Government argues to the contrary
In a statement, the government argued to the contrary, saying that the European Commissioner for Justice Věra Jourová’s response “confirmed the legal position of the Maltese Government that, ‘Judgments delivered from a court of another EU member state on the basis of jurisdictional reasons according to Regulation 1215/2012 are to be recognised and enforced in the requested member state’”.
“Furthermore, the European Commission stated that, ‘the regulation provides for a possibility to refuse recognition of the enforcement of a judgment on the grounds that it would be manifestly contrary to public order.
“However, according to the case law of the EU Court of Justice, the public order exception is interpreted restrictively.

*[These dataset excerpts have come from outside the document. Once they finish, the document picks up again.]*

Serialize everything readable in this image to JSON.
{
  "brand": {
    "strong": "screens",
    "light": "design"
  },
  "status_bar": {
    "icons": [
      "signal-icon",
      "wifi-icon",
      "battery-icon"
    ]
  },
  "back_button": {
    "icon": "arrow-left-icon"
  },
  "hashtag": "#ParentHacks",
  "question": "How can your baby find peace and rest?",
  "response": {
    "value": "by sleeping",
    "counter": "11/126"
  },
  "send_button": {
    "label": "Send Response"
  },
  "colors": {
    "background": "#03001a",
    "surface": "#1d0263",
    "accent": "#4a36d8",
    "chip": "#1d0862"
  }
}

“The Government also notes that the European Commission confirmed that there is lack of competence within the Union to harmonise laws on defamation and to address SLAPP lawsuits and at the same time that, ‘Member states are free to introduce such legislation at national level’, In fact, the Maltese Government, in its new law on Media Defamation introduced new provisions that prevent SLAPP lawsuits initiated in Malta against local journalists.
“However, the Commission adds that enforcement of judgments from other member states must be recognised and enforced in conformity with the relevant EU law.”